Division of Nephrology and Hypertension, Mayo Clinic, Rochester, MN 55902, USA.
European University of Western Brittany, CHU Brest, Brest, France.
Nephrol Dial Transplant. 2018 Apr 1;33(4):645-652. doi: 10.1093/ndt/gfx188.
The PROPKD score has been proposed to stratify the risk of progression to end-stage renal disease in autosomal dominant polycystic kidney disease (ADPKD) subjects. We aimed to assess its prognostic value in a genotyped subgroup of subjects from the Tolvaptan Phase 3 Efficacy and Safety Study in Autosomal Dominant Polycystic Kidney Disease (TEMPO3/4) trial.
In the post hoc analysis, PKD1 and PKD2 were screened in 770 subjects and the PROPKD score was calculated in mutation-positive subjects (male: 1 point; hypertension <35 years: 2 points; first urologic event <35 years: 2 points; nontruncating PKD1 mutation: 2 points; truncating PKD1 mutation: 4 points). Subjects were classified into low-risk (LR; 0-3 points), intermediate-risk (IR; 4-6 points) and high-risk (HR; 7-9 points) groups.
The PROPKD score was calculated in 749 subjects (LR = 132, IR = 344 and HR = 273); age was inversely related to risk (LR = 43.6 years, IR = 39.5 years, HR = 36.2 years; P < 0.001). Subjects from the HR group had significantly higher height-adjusted total kidney volume (TKV) and rates of TKV growth. While baseline renal function was similar across all risk groups, the rate of estimated glomerular filtration rate (eGFR) decline significantly increased from LR to HR in the placebo group. Tolvaptan treatment effectiveness to reduce TKV growth was similar in all three risk categories. While tolvaptan significantly slowed eGFR decline in the IR (tolvaptan = -2.34 versus placebo = -3.33 mL/min/1.73 m2/year; P = 0.008) and HR groups (tolvaptan = -2.74 versus placebo = -3.94 mL/min/1.73 m2/year; P = 0.002), there was no difference in the LR group (tolvaptan = -2.35 versus placebo = -2.50 mL/min/1.73 m2/year; P = 0.72). Excluding the LR subjects from the analysis improved the apparent treatment effect of tolvaptan on eGFR decline.
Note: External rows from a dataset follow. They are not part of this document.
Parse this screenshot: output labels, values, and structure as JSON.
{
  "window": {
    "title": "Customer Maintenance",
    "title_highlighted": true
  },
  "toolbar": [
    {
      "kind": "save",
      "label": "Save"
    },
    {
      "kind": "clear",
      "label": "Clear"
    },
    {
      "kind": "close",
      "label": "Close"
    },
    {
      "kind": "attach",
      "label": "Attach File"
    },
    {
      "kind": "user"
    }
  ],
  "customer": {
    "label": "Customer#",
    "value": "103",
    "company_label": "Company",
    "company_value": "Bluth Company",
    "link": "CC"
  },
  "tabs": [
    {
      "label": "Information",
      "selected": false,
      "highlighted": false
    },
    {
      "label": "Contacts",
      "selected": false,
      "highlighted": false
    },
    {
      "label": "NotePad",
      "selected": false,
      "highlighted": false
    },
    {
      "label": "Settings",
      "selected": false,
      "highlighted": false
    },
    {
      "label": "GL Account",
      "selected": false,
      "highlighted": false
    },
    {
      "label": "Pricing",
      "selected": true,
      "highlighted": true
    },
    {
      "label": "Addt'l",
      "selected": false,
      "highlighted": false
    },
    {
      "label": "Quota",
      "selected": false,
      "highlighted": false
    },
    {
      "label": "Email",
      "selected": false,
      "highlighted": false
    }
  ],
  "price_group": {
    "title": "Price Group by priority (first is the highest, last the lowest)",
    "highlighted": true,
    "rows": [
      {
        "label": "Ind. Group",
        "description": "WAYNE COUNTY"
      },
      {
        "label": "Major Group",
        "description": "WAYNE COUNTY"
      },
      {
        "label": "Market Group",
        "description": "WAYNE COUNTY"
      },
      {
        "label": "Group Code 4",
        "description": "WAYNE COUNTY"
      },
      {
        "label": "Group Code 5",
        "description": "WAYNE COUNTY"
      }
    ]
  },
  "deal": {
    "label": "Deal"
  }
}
This study confirms the prognostic value of the PROPKD score and suggests that it could reduce costs and enhance endpoint sensitivity by enriching future study populations for rapidly progressing ADPKD subjects.
PROPKD 评分被提议用于分层常染色体显性遗传多囊肾病(ADPKD)患者进展为终末期肾病的风险。我们旨在评估其在 Tolvaptan 三期疗效和安全性研究中常染色体显性遗传多囊肾病(TEMPO3/4)试验的基因分型亚组中的预后价值。
在事后分析中,对 770 例患者进行了 PKD1 和 PKD2 筛查,并计算了突变阳性患者的 PROPKD 评分(男性:1 分;高血压<35 岁:2 分;首次泌尿科事件<35 岁:2 分;非截断 PKD1 突变:2 分;截断 PKD1 突变:4 分)。将患者分为低危(LR;0-3 分)、中危(IR;4-6 分)和高危(HR;7-9 分)组。
在 749 例患者中计算了 PROPKD 评分(LR=132,IR=344,HR=273);年龄与风险呈负相关(LR=43.6 岁,IR=39.5 岁,HR=36.2 岁;P<0.001)。高危组患者的身高调整后总肾体积(TKV)和 TKV 增长率明显更高。虽然所有风险组的基线肾功能相似,但在安慰剂组中,估算肾小球滤过率(eGFR)下降的速度从 LR 显著增加到 HR。托伐普坦治疗降低 TKV 生长的效果在所有三个风险类别中相似。虽然托伐普坦在 IR 组(托伐普坦=-2.34 与安慰剂=-3.33mL/min/1.73m2/年;P=0.008)和 HR 组(托伐普坦=-2.74 与安慰剂=-3.94mL/min/1.73m2/年;P=0.002)中显著减缓 eGFR 下降,但在 LR 组中没有差异(托伐普坦=-2.35 与安慰剂=-2.50mL/min/1.73m2/年;P=0.72)。从分析中排除 LR 患者,提高了托伐普坦对 eGFR 下降的治疗效果。
本研究证实了 PROPKD 评分的预后价值,并表明它可以通过富集快速进展性 ADPKD 患者的未来研究人群来降低成本并提高终点敏感性。